Quel est le citron le plus cultivé chez vous ?
La variété SRA 625 définie comme le Citron de Menton. Les fruits sont plus gros que ceux des citrons lambda, leur peau est plus épaisse, et leurs qualités olfactives et gustatives les rendent incomparables grâce à la terre et au climat dont nous bénéficions.
Qui sont les principaux clients du Mas Flofaro ?
Nous avons beaucoup de grands chefs dans notre clientèle. On cueille les citrons à la commande. Quand les grands restaurants commandent par exemple un jeudi plusieurs dizaines de kilos de citrons, nous les récoltons le vendredi, et on expédie.
Comment surveillez-vous la maturité des fruits ?
Je ne cueille pas le citron quand sa peau est jaune clair. Je le laisse sur l’arbre encore trois, quatre ou cinq mois, jusqu’à ce que son épiderme passe au jaune foncé. Mais on n’attend pas non plus qu’il tombe par terre !
Combien de citrons récoltez-vous chaque année ?
Entre 6 et 7 tonnes, je pense. Ce n’est pas énorme. En Espagne et en Israël, on est plutôt sur des centaines de tonnes par exploitation. Au Mas Flofaro, il s’agit d’une production artisanale, réservée plutôt aux grands chefs qui se fournissent ici depuis plus de 40 ans.
Votre métier n’est pas simple, mais vous demeurez un passionné…

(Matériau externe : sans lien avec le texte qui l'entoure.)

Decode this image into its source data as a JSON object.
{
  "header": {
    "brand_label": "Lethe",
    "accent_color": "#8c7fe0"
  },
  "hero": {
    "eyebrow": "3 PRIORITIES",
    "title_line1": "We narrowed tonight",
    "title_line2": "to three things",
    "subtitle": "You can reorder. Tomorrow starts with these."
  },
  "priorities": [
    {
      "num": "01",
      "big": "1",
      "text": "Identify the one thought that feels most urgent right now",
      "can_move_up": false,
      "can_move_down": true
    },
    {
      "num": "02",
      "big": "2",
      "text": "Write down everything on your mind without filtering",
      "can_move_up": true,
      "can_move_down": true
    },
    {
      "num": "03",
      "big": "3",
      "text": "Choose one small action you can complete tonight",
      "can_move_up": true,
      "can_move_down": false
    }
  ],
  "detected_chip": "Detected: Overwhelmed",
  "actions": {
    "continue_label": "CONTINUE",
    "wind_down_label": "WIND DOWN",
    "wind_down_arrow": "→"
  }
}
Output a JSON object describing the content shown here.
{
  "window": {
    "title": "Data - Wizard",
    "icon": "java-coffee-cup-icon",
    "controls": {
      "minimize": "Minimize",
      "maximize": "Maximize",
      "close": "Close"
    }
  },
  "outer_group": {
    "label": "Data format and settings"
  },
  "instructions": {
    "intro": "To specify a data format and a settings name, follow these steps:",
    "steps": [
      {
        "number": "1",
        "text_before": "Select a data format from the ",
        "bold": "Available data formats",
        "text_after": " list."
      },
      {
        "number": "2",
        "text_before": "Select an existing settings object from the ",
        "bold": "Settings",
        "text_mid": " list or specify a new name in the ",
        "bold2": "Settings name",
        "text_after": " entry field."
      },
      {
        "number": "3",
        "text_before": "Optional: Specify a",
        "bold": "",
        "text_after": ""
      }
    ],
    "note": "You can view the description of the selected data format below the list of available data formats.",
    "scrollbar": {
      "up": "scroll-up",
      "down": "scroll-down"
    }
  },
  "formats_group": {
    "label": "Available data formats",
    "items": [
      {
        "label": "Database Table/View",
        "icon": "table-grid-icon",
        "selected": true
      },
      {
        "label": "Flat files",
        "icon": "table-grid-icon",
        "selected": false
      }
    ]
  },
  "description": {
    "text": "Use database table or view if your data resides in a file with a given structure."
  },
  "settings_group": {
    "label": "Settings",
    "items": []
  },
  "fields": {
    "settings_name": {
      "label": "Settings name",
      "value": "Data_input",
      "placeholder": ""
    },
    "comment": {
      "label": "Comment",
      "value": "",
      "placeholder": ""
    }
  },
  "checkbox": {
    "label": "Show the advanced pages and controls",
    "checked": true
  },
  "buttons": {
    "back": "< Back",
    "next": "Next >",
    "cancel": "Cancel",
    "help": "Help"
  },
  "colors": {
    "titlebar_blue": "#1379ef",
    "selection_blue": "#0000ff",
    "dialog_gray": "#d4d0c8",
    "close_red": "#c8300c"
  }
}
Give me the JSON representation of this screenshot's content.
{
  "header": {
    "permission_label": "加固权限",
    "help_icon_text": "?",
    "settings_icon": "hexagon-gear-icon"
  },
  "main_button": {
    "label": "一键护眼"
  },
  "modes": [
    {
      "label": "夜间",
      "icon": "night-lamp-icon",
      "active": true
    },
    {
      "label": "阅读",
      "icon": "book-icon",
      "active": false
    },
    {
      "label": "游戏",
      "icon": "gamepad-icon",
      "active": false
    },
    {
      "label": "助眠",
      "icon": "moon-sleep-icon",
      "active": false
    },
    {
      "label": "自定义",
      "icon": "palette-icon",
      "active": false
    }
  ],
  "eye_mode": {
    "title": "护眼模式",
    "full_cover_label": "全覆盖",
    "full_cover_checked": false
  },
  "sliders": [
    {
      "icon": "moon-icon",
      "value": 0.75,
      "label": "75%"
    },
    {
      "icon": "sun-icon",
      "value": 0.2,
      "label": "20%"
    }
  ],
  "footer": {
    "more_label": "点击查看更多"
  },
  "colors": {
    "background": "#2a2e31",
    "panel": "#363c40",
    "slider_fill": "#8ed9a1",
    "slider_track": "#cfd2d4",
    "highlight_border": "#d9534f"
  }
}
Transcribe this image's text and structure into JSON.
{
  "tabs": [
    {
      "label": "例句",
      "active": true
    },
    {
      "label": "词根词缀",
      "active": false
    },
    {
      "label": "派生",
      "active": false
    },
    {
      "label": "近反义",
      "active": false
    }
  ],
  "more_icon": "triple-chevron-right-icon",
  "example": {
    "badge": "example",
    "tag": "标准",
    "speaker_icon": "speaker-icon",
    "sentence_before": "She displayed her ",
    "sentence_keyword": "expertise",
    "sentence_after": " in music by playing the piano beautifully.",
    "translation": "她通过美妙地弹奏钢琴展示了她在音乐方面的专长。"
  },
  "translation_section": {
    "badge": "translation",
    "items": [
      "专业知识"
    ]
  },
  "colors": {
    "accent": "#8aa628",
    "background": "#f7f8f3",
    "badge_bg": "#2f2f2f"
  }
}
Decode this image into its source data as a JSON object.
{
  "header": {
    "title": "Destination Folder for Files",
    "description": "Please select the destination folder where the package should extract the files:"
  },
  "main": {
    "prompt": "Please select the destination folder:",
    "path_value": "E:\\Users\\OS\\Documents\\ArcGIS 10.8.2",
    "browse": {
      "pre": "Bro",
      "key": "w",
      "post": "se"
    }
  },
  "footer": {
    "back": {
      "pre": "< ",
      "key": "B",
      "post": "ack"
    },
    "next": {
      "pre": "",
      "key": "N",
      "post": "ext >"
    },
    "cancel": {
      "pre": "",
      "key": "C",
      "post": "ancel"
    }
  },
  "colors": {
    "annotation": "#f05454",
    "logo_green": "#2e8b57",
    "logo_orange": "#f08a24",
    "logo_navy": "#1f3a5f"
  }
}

J’ai commencé à 23 ans, j’ai plus de 70 ans aujourd’hui, mais je continue à m’occuper de la Citronneraie. J’espère qu’il y aura quelqu’un pour prendre la relève. Ce n’est pas très lucratif cette culture même si le kilo de Citron de Menton se vend aux alentours de 10 €.
Même quand le gel, très rare à Menton, frappe…
Le dernier coup de gel remonte à 1985. Le lendemain, j’ai dit à mon employé : « allez, on y va, on coupe… » Mal m’en a pris, j’ai fait une grosse bêtise. Avec mon sécateur, je ne suis parvenu qu’à une chose : blesser l’arbuste une seconde fois. Il faut attendre que le végétal reprenne le dessus. Attendre pour voir ce qui est mort ou pas avant d’intervenir.
Quels autres agrumes cultivez-vous au Mas Flofaro ?
Oui, on a beaucoup, beaucoup parlé du citronnier, mais grâce à notre climat, tous les agrumes poussent ici : les orangers, les mandariniers, les clémentiniers, les mains de Bouddha… poussent bien, et sont même meilleurs que les agrumes produits en Corse. J’ai aussi un peu de citron caviar, mais je le trouve peu fruité. J’ai aussi un citron vert du Brésil qui, lui, est très fruité. On s’en sert aux Antilles pour faire des cocktails et parfumer des plats. Mais ici, il est un peu décevant. Comme il fait moins chaud qu’aux Antilles, il ne fleurit ici que deux fois par an contre quatre en Martinique et en Guadeloupe. À contrario, vous ne trouvez pas de citrons au Brésil, car il y fait trop chaud. Le citron a besoin de fraîcheur, de températures hivernales comprises entre 6 et 14°C pour induire la floraison d’avril à mai.